Gefängnisse
In Deutschlands Strafanstalten florieren die Wirtschaftsbetriebe. Davon profitieren Landeshaushalte und Strafgefangene
Ob Holzspielzeug, Polsterstuhl oder Lederschuhe: Handwerksprodukte kauft man in Berlin-Tegel gerne im Gefängnisladen der dortigen Justizvollzugsanstalt (JVA). "Ich komme öfter hierher" erzählt Claudia Schuback, die in der Nähe wohnt. Früher habe sie sich vor dem Gefängnis immer etwas gegruselt, aber durch den Laden sehe sie die Haftanstalt jetzt mit anderen Augen, eben positiver als zuvor.
"Seit der Eröffnung des JVA-Shops im Jahr 2002 haben wir sicher auch unser Image verbessert, aber vor allem die Einnahmen der Gefängnisbetriebe deutlich gesteigert", sagt Klaus-Dieter Blank, Leiter des Bereiches Arbeitswesen in der JVA Tegel. Das größte deutsche Gefängnis verfügt unter anderem über eine Tischlerei, einen Polsterbetrieb, einen Bauhof sowie über eine Montage- und Sortierwerkstatt. "Die Gefangenen werden von einem Meister angelernt und sollen dann möglichst selbständig die Aufträge abarbeiten", sagt Blank. Im Jahr 2007 erzielte die JVA Tegel dadurch Einnahmen von über einer Million Euro, mehr als doppelt so viel wie im Jahr 2000.
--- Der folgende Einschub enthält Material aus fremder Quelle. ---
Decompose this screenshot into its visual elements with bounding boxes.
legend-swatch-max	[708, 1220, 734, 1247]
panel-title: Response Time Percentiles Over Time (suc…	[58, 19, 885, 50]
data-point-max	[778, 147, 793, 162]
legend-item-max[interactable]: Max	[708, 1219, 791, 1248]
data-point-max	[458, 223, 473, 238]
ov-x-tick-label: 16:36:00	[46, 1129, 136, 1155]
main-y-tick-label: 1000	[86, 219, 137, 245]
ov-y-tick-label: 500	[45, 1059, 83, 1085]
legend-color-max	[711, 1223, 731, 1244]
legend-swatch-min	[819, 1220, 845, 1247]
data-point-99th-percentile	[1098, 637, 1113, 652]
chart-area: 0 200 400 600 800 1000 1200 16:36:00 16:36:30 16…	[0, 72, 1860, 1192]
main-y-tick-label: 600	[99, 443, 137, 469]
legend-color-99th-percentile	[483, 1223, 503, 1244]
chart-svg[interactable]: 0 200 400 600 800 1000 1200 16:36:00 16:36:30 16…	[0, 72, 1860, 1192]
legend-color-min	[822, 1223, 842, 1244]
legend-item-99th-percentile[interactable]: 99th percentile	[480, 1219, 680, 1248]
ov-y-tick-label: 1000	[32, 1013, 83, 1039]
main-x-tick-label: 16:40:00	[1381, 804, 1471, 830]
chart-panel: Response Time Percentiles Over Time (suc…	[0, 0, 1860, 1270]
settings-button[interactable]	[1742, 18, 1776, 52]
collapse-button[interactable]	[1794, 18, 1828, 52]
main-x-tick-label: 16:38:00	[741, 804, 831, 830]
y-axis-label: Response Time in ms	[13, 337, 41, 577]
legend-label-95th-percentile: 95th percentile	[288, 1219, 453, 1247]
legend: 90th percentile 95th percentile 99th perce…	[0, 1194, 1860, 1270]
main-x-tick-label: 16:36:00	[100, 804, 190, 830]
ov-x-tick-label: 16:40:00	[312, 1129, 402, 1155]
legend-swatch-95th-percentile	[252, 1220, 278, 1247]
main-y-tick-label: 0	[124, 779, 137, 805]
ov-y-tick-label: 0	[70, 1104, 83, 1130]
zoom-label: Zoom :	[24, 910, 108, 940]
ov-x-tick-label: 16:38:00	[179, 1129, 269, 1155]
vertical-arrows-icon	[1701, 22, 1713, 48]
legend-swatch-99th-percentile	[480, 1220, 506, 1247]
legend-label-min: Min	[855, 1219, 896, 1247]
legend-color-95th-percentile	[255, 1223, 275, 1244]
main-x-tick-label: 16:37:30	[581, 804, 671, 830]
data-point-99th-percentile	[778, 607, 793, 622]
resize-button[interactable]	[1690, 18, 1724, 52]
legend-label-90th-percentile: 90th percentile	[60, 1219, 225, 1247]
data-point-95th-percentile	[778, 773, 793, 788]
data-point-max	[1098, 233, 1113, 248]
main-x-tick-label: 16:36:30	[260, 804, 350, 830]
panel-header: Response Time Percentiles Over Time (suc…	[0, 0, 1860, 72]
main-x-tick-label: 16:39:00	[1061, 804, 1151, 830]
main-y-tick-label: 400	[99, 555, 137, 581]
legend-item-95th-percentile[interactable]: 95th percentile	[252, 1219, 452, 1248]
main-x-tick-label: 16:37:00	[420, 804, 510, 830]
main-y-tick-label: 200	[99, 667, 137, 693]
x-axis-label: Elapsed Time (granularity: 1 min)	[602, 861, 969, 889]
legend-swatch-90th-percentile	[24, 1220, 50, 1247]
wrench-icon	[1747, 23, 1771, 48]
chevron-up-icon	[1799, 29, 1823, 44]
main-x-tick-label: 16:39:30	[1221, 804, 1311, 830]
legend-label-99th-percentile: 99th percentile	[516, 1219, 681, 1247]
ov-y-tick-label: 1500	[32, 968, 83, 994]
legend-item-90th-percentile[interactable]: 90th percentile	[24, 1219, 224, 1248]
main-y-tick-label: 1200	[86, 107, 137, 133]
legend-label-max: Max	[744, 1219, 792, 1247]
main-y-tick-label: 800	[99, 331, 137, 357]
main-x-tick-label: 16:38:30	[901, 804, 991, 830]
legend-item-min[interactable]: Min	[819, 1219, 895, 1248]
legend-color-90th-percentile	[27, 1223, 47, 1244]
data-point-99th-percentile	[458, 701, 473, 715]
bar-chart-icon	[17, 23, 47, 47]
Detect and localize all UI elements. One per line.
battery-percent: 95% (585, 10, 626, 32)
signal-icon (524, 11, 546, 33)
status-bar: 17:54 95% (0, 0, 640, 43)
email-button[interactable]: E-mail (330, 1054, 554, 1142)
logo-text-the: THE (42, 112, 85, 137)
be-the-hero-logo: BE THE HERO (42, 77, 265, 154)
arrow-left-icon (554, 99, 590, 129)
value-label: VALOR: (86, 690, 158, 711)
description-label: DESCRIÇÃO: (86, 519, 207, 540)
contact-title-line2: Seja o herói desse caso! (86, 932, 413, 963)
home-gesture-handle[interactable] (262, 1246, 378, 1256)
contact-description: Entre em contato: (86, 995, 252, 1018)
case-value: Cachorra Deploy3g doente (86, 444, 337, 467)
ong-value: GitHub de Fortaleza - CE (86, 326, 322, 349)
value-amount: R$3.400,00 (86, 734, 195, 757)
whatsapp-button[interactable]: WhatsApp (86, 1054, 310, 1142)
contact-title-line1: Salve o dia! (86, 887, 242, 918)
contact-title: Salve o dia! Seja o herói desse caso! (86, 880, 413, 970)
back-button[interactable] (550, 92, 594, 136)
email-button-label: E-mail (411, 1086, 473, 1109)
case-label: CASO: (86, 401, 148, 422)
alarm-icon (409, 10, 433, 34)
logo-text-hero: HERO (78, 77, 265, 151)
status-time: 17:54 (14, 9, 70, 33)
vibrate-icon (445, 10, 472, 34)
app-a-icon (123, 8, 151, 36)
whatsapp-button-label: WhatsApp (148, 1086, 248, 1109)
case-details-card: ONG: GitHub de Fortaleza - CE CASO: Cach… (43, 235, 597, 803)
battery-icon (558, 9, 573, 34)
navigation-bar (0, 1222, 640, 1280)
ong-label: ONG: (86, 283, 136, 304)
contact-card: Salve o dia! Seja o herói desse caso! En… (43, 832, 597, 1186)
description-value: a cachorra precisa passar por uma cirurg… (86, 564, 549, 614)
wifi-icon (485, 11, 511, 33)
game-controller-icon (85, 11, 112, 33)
Eine ähnlich positive Tendenz lässt sich auch in anderen Bundesländern feststellen: Nordrhein-Westfalen steigerte seine Einnahmen durch Gefängnisarbeit von 32,7 Millionen Euro im Jahr 2000 auf fast 45 Millionen Euro im Jahr 2007, Bayern im gleichen Zeitraum von 44,9 Millionen Euro auf 47,8 Millionen Euro. Die Mehreinnahmen sind das Ergebnis verstärkter Werbemaßnahmen und einer Neuorganisation der Wirtschaftsbetriebe in den Gefängnissen.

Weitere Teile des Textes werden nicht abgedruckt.